Question: Show that $V(x^2+y^2-1) \cong k$ as affine varieties if and only if char $(k)=2$.
My Attempt: I already know how to prove $V(x^2+y^2-1) \cong k$ if char $(k)=2$. Now, suppose char $(k) \neq 2$. Then $k$ has characteristic zero or characteristic $p>2$.
If char $(k)=0$, then $X=V(x^2+y^2-1)$ is infinite. So the coordinate ring of $X$ is just $k[x,y]/\langle x^2+y^2-1 \rangle$ which is not isomorphic to $k[t]$ (the coordinate ring of $k$ if $k$ is infinite)

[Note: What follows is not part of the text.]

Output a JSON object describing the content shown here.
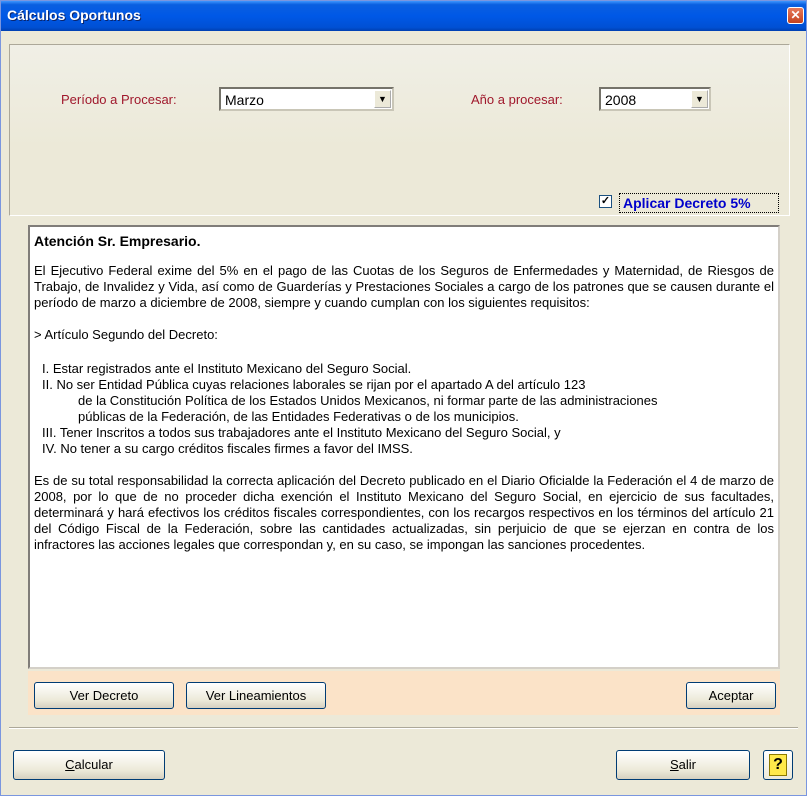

If char $(k)=p>2$, we consider two cases. If $k$ is infinite, then the coordinate ring of $k$ is still $k[t]$, but is the coordinate ring of $X$ still $k[x,y]/\langle x^2+y^2-1 \rangle$? That is, is $X$ still an infinite set? And I don't know how to deal with the case that char $(k) \neq 2$ and $k$ is finite.
Can anyone give me some hints?
It might help to note that the variety can be parametrized as $x = (1-t^2)/(1+t^2), y = 2t/(1+t^2)$ (for $t^2 \ne -1$) with $t = y/(x+1)$.